Le Combat de Carême et Carnaval de Peter Bruegel (version longue)

https://i1.wp.com/upload.wikimedia.org/wikipedia/commons/1/11/Le_combat_de_Carnaval_et_de_Car%C3%AAme_Pieter_Brueghel_l%27Ancien.jpgLe Combat de Carême et Carnaval par Peter Bruegel (vers 1525 Breda -1569 Anvers) est une huile sur toile conservée au Kunsthistorisches Museum de Vienne, elle mesure 118cm par 164.5 et date de 1559.

Pour faire suite à l’article sur La Nef des fous de Jérôme Bosch, voici le Combat de Carême et de Carnaval de Peter Bruegel. Les deux peintres sont originaires du même lieu et ont un fond commun dans les domaines de l’iconographie et des idées.

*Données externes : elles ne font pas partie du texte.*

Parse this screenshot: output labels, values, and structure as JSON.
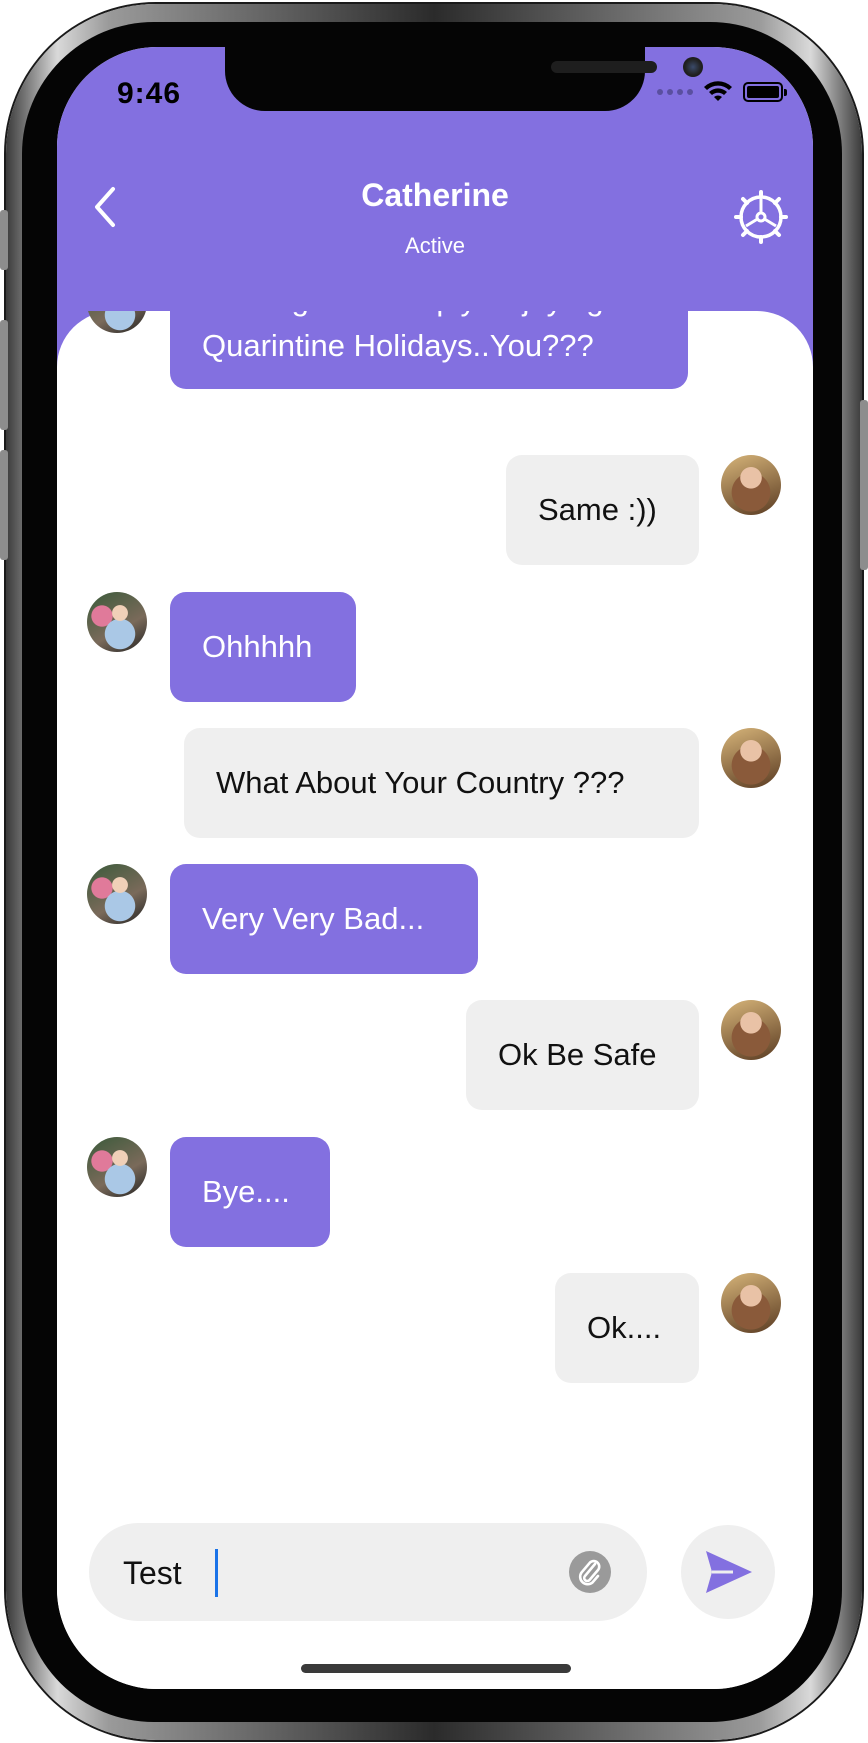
{
  "status_bar": {
    "time": "9:46"
  },
  "header": {
    "title": "Catherine",
    "subtitle": "Active"
  },
  "messages": [
    {
      "side": "in",
      "line1": "Nothing Just Simply Enjoying",
      "line2": "Quarintine Holidays..You???"
    },
    {
      "side": "out",
      "text": "Same :))"
    },
    {
      "side": "in",
      "text": "Ohhhhh"
    },
    {
      "side": "out",
      "text": "What About Your Country ???"
    },
    {
      "side": "in",
      "text": "Very Very Bad..."
    },
    {
      "side": "out",
      "text": "Ok Be Safe"
    },
    {
      "side": "in",
      "text": "Bye...."
    },
    {
      "side": "out",
      "text": "Ok...."
    }
  ],
  "composer": {
    "value": "Test"
  },
  "colors": {
    "accent": "#8370e0",
    "bubble_out": "#efefef"
  },
  "icons": {
    "back": "chevron-left-icon",
    "settings": "gear-icon",
    "attach": "paperclip-icon",
    "send": "send-icon"
  }
}
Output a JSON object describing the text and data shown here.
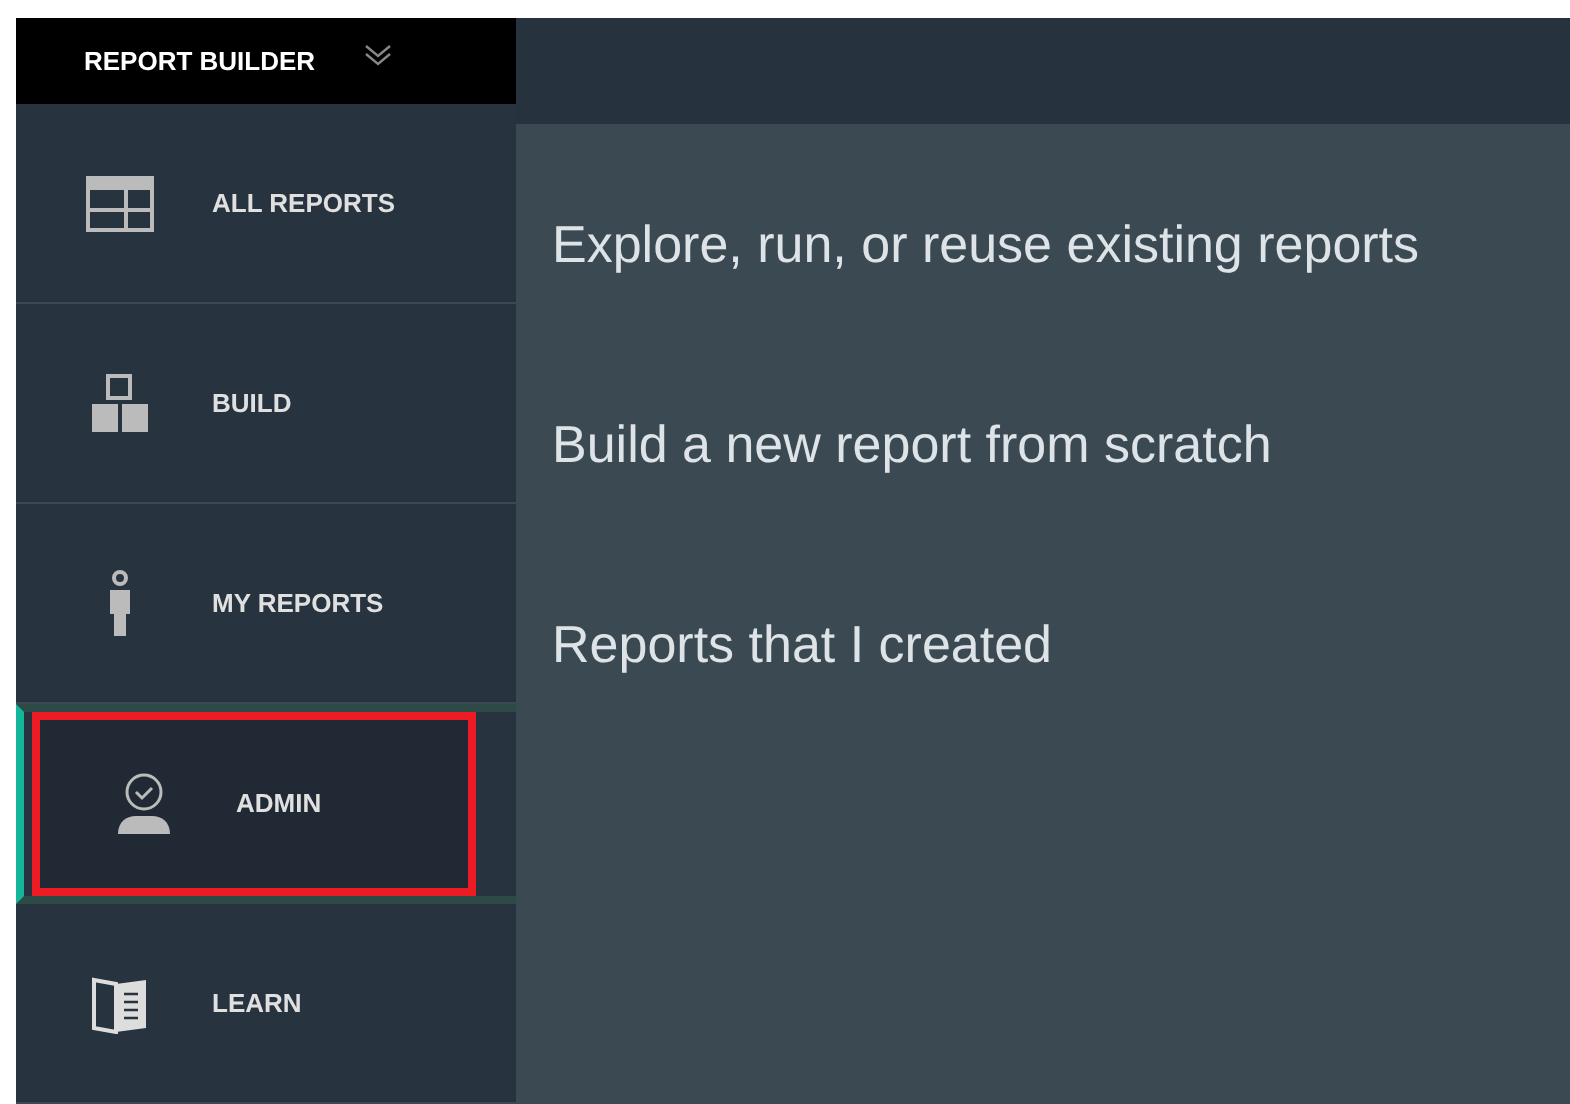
{
  "sidebar": {
    "title": "REPORT BUILDER",
    "items": [
      {
        "label": "ALL REPORTS",
        "selected": false,
        "highlighted": false
      },
      {
        "label": "BUILD",
        "selected": false,
        "highlighted": false
      },
      {
        "label": "MY REPORTS",
        "selected": false,
        "highlighted": false
      },
      {
        "label": "ADMIN",
        "selected": true,
        "highlighted": true
      },
      {
        "label": "LEARN",
        "selected": false,
        "highlighted": false
      }
    ]
  },
  "descriptions": [
    "Explore, run, or reuse existing reports",
    "Build a new report from scratch",
    "Reports that I created"
  ]
}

Bruegel représente, sur la place d’un village flamand reconnaissable aux façades à pignon, de nombreux groupes de personnages indépendants les uns des autres. La composition est éloignée et en contre-plongée. Le tableau n’est pas organisé selon une perspective précise comme en Italie à la même époque: les bâtiments ferment la scène, les lignes directrices sont peu marquées et il n’y a aucun point de fuite. Les tons chauds dominent la toile même si des couleurs plus vives sont utilisées pour faire ressortir les personnages de l’arrière-plan.

Les multiples groupes de personnages donnent une impression de fourmillement, c’est un procédé que Bruegel a utilisé dans plusieurs compositions comme Les Proverbes, Jeux d’enfants. Notre regard est un peu perdu. Toutefois la scène du tableau qui attire le plus l’œil est au premier plan et donne son titre au tableau. Deux files de char se font face et s’affrontent. Le peintre oppose les catholiques (les partisans du Carême) et les protestants (le Carnaval) aucun des protagonistes n’est mieux traité que son adversaire, Carnaval est présenté comme un homme à califourchon sur un tonneau et Carême comme un être austère maigre et au teint jaunâtre. Pourtant ce combat n’est pas violent. L’église d’où sortent les partisans de Carême est à peine décrite : rose en façade, piliers.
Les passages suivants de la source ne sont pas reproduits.